Jedermann, Hugo von Hofmannsthal

Recension parue dans le numéro 4 de la revue A verse

Les éditions Verdier publient dans leur collection de poche une nouvelle traduction de Jedermann d’Hugo von Hofmannsthal, par Daniel Hurstel.

Jean-Yves Masson, connaisseur intime du poète autrichien, signe ici la brillante préface de ce petit livre, dans laquelle il présente l’enjeu et la genèse de cette pièce. Plus de huit années (1903-1911) furent nécessaires à l’auteur pour faire aboutir un projet dont le sujet le travaillait déjà : l’examen de conscience au seuil de la mort. La découverte d’un mystère anglais du Moyen Âge offrit un patron pour l’écriture, tandis que la mort de sa mère raviva un sentiment de culpabilité qui nourrit la pièce. Jean-Yves Masson revient aussi sur le choix d’Hofmannsthal de se tourner vers le théâtre, poussé autant par un besoin de subsistance (le théâtre, d’importante tradition à Vienne, pouvait assurer des revenus corrects) que par une crise intérieure, le besoin de s’ouvrir à l’altérité que la poésie ne pouvait plus satisfaire, menaçant l’esprit de se refermer sur lui-même. Propos qu’il faut mettre en rapport avec la postface de l’auteur, où l’on retrouve le grand essayiste que fut Hofmannsthal. Il explique notamment en quelques lignes magnifiques comment, parvenu à un âge intermédiaire, l’homme retrouve une « jeunesse intérieure », découvre le point de contact profond entre lui et l’élément populaire, qu’en retour il peut nourrir, revivifier ; la descente en soi, dans le puits, menant à l’universel.

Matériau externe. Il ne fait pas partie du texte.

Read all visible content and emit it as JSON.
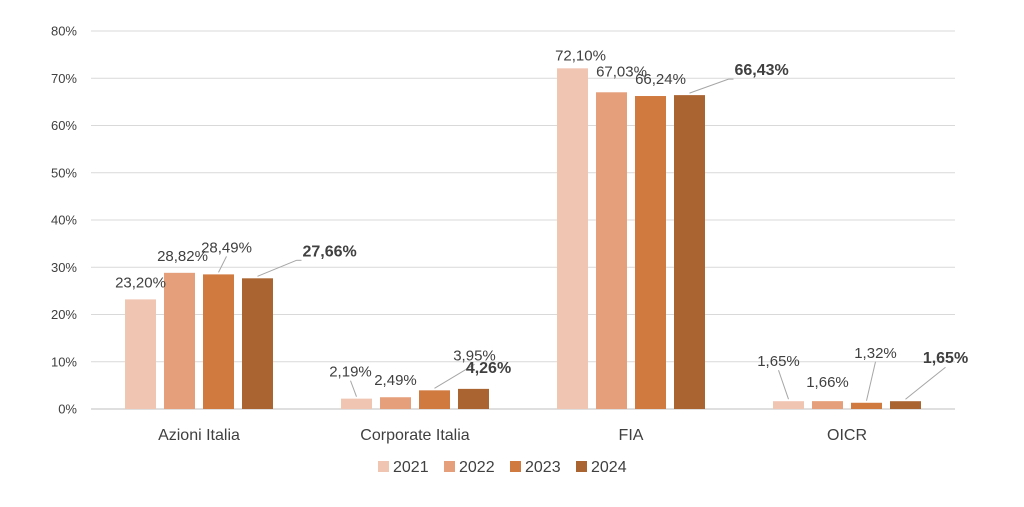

Jedermann, que Daniel Hurstel a choisi de traduire par « l’Homme », c’est tout homme, n’importe quel homme, que convoque en personne Dieu par l’intermédiaire de la Mort ; elle lui laisse une heure pour se préparer à se présenter devant Dieu. C’est l’homme riche à qui il est demandé de s’expliquer sur son rapport à l’argent, et qui durant une heure d’angoisse connaîtra le renversement de ses valeurs. Après que ses parents et amis l’ont abandonné, que Mammon s’est bien moqué de lui, lui apprenant qu’il n’était que sa « marionnette », l’Homme fait sa palinodie et trouve le soutien de ses Œuvres, ironiquement paralytiques, et de la Foi. Et d’entrer au royaume de Dieu, malgré tout, malgré la rapidité désinvolte avec laquelle il se repent, malgré les sarcasmes du Diable, outré de se voir privé d’un nouveau pensionnaire qui a dûment gagné sa place en Enfer. Mais avec Jedermann, sainte comédie du dénuement et du repentir, avec cette pièce brève, presque un proverbe, que l’on joue depuis cent ans sur les parvis des églises et des cathédrales, Hofmannsthal fait un bel exercice de foi.

*

Hugo von Hofmannsthal, Jedermann, Verdier/poche, traduit de l’allemand par Daniel Hurstel, préface de Jean-Yves Masson, postface de l’auteur, 2010, 96 p., 6 €

leslivres

One thought on “Jedermann, Hugo von Hofmannsthal

  1. desheuresoisives samedi 8 mai 2010 / 11:25

    Merci pour ce bel article. Une petite contribution bibliographique :

    – La pièce avait déjà été traduite par Léon Vogel, de façon moins heureuse, dans le volume « Le Chevalier à la rose et autres pièces » (Gallimard, 1979). Ce volume est pourvu d’une très courte mais très belle préface d’Henri Thomas.

    – Quant à la pièce anglaise « Everyman », elle a été publiée sous le titre « L’Homme face à la mort » en annexe du premier tome de l’anthologie du « Théâtre Elisabéthain » paru dans la Pléiade l’année dernière.